Edit: Alternatively, a potential fix for the current codebase would be to move these line of code https://github.com/edgexfoundry/device-sdk-go/blob/v2.3.0/pkg/service/service.go#L221-L227 to a new function which is called earlier in the bootstrap process (before driver.Initialize at least).

@ajcasagrande , this seems like a good fix for Levski and then the Start API for Minnesota for better control. Thoughts?

ajcasagrande commented 1 year ago

@lenny-intel Yes, I like that fix for Levski as opposed to doing the hack-y sleep method, assuming there are no other issues that arise after patching it.

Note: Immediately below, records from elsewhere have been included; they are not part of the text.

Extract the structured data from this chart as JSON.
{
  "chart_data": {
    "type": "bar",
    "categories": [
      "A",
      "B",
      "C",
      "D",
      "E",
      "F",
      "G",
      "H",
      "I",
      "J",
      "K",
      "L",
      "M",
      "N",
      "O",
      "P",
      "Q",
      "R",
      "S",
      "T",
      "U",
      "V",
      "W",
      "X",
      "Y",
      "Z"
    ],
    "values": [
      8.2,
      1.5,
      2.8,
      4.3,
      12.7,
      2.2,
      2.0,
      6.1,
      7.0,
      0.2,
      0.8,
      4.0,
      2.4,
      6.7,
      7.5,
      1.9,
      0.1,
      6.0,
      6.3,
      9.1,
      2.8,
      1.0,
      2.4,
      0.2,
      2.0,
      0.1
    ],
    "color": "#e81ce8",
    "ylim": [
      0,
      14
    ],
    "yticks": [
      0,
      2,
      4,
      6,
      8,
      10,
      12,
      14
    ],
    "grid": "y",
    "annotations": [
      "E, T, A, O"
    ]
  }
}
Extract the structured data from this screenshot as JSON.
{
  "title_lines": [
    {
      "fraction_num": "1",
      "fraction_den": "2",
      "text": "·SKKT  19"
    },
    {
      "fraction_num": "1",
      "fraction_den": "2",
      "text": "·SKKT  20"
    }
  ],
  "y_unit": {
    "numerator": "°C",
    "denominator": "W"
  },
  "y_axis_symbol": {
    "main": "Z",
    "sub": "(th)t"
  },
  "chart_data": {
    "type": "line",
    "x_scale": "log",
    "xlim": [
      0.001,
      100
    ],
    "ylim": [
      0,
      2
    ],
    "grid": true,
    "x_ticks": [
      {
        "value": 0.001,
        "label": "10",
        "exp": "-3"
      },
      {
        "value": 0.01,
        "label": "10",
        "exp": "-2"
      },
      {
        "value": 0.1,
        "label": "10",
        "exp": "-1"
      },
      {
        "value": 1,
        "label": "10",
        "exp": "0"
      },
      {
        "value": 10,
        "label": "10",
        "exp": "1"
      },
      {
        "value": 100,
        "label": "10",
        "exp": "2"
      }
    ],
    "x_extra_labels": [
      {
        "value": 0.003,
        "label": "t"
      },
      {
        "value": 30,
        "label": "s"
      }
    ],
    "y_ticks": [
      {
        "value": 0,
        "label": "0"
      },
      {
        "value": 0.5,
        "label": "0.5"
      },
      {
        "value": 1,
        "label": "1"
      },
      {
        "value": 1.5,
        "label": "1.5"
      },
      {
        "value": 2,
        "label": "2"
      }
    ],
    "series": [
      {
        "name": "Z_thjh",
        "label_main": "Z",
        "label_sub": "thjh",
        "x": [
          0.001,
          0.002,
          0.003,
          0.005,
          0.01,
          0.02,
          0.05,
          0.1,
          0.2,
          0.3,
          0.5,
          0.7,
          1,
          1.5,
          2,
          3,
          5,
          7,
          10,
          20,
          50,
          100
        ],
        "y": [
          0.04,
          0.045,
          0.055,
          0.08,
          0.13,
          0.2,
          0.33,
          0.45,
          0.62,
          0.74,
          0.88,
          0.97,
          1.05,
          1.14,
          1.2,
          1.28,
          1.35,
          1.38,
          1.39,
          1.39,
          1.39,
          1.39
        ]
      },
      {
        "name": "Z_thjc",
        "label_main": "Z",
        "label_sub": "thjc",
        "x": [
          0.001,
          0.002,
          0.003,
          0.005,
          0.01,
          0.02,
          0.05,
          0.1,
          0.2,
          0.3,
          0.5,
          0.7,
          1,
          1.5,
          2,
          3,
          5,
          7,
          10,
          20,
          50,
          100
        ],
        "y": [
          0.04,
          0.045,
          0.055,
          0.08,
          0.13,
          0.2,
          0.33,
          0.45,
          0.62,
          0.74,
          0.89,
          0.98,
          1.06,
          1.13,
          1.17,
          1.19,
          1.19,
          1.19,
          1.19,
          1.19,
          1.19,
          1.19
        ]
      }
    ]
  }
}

lenny-goodell commented 1 year ago

Moved this to the ONVIF repo for implementing the Start() API for this service

lenny-goodell commented 1 year ago

Latest SDK requires the Start API() to be implemented.

cloudxxx8 commented 1 year ago

@ajcasagrande do you need my team to help fix this issue in 3.0?

cloudxxx8 commented 1 year ago

@ajcasagrande @presatish are you able to resolve this by the code freeze date (May 10th)?

presatish commented 1 year ago

@cloudxxx8 I think we should be able to. We have prioritized this issue along with others to complete by May 10th.

ajcasagrande commented 1 year ago

@cloudxxx8 Sorry, my notifications seem to not be working properly, or I set my outlook rules incorrectly. Yes, we will address this. Bruce has already added the stub for it, and I can implement it after my current refactor PR, since it may cause conflicts if done separately.